Wenn sich Normalität seltsam anfühlt

  15.02.2022 Sport

Brief aus Peking – Olympia-Kolumne von Philipp Stöckli

Ich bin «auf freiem Fuss», seit drei Tagen schon. Und so frei, wie man sich an den Olympischen Spielen in China eben bewegen kann. Aber nach elf Tagen Isolation, Bangen und Hoffen schätze ich die kleinen Freiheiten, die ich nun wieder geniessen kann. Der erste Spaziergang im Hotelareal war begleitet von Glücksgefühlen, wie ich sie schon lange nicht mehr hatte. Das Kitzeln, wenn die Wimpern innert Sekunden einfrieren und zusammenkleben. Oder ein Schluck von einem Kaffee, der den Namen verdient: einfach herrlich.

Nach einem negativen Test mit einem CT-Wert über 40 und zwei «schwellen-positiven» CT-Werten über 35 durfte ich das Isolationshotel verlassen – wie es sich hier gehört mit der Ambulanz und Blaulicht. Für die restlichen Tage bin ich nun als sogenannter «Close Contact» eingestuft. Das bedeutet, dass ich statt einmal neu zweimal täglich getestet werde und immer zwei Meter Abstand auf meine Kolleginnen und Kollegen halten muss. Ich darf auch nicht die offiziellen Olympia-Shuttlebusse benützen. Sondern kriege einen Fahrer gestellt. Und essen muss ich alleine im Zimmer. Ins Restaurant darf ich nicht. Trotzdem fühlt sich dieser Schritt zurück in die Normalität gut an. Erst am Sonntag durfte ich erstmals Olympialuft schnuppern, dabei liefen die Spiele da schon neun Tage. Ich habe mich inzwischen eingerichtet, im «Zhangjiakou Broadcasting Centre» direkt bei der Skisprungschanze. Hier haben wir von der SRG unsere Büros, planen die lan gen Live-Tage und koordinieren mit den Kolleginnen und Kollegen von RTS und RSI.

Ich muss gestehen, ich fühlte mich am ersten Tag fremd, obwohl ich alle Leute von früheren Grossprojekten kenne und schätze. Aber irgendwie fehlen mir elf Tage meines Berufslebens. Sie sind einfach so ins Land gezogen. Dafür habe ich elf Tage erlebt, von denen ich dereinst mal meinen Enkelkindern erzählen werde. Etwa von der digitalen Brieffreundschaft mit der russischen Biathletin Valeria, die sprichwörtlich meine Leidensgenossin war in Isolation. Sie hat mir gestern berichtet, dass sie endlich zurück in der Heimat ist und sich noch ein paar Tage erholt. Dann will sie ihre Form, die sie in Isolation herschenken musste, von Neuem aufbauen. Meine «Resozialisierung» verläuft da einiges reibungsloser. Heute, am dritten Tag in Freiheit, haben mich die Spiele und die Arbeit bereits verschluckt. Ich kümmere mich etwa um Leitungen für die vielen Signale, die den Weg aus China in die Schweiz finden müssen. Und erteile den Journalistinnen und Journalisten Aufträge für die kommenden Tage. Teile ihnen Kameraleute und Fahrer zu, sodass sie rechtzeitig von A nach B kommen, von den Aerials zum Biathlon.

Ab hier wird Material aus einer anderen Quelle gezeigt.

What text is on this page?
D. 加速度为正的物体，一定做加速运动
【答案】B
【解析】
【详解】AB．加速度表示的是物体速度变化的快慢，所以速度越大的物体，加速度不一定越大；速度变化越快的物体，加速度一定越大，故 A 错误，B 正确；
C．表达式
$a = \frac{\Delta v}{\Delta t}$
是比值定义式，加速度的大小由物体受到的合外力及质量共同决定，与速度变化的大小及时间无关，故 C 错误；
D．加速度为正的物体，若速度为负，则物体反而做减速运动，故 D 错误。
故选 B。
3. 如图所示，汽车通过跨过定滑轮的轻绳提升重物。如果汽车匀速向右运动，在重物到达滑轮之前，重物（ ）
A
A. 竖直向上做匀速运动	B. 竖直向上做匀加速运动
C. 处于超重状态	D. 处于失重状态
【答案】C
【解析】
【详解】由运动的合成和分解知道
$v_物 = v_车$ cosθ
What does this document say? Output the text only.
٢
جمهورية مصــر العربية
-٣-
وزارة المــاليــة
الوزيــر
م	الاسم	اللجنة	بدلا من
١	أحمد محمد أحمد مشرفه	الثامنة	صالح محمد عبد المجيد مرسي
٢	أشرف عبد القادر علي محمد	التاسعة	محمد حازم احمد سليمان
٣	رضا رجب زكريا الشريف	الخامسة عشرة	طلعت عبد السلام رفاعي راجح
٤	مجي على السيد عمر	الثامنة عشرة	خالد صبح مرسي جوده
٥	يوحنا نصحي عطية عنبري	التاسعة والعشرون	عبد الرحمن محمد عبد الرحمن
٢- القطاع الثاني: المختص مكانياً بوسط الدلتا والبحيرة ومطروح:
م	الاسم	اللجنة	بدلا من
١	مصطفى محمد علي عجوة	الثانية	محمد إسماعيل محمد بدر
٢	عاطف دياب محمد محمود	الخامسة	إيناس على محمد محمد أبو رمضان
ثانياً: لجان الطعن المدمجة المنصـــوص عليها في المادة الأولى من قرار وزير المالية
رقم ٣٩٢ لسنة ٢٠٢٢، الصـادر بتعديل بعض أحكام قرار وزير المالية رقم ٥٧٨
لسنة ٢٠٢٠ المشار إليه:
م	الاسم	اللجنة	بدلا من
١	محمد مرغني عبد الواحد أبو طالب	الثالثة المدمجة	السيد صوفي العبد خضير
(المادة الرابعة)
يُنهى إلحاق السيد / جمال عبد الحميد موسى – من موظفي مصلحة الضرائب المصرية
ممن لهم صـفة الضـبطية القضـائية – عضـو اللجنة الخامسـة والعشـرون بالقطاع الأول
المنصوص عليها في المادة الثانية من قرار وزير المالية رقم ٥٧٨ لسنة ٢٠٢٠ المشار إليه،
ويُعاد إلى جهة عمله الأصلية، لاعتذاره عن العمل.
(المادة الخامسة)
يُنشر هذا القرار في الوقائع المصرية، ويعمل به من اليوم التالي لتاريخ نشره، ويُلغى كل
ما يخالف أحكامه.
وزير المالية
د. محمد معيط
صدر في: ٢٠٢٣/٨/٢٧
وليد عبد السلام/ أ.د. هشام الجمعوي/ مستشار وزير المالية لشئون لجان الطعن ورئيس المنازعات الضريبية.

Immerhin: Zu unserem TV-Studio am Gegenhang der gigantischen Skisprunganlage habe ich es gestern geschafft, um vor Ort einen Augenschein zu nehmen. Von diesen Spielen, die ich in den ersten Tagen nur als Zuschauer am Bildschirm verfolgen konnte. So wie sie zu Hause. Die letzte Woche verbringe ich nun mittendrin und werde sie geniessen. Vielleicht bewusster als andere hier vor Ort. Weil sich die Normalität für mich im Moment gerade aussergewöhnlich anfühlt. Und dieses Gefühl möchte ich nicht mehr hergeben, sondern für den Schlussspurt erhalten.

Aufgezeichnet: Josip Lasic

Philipp Stöckli ist ehemaliger Sportredaktor des «Bremgarter Bezirks-Anzeigers / Wohler Anzeigers». Heute arbeitet er als Projektleiter und Produzent von Live-Übertragungen fürs Schweizer Radio und Fernsehen SRF. Bei den Olympischen Spielen in Peking ist er im Hintergrund für die Planung und Umsetzung der umfangreichen Berichterstattung im Einsatz.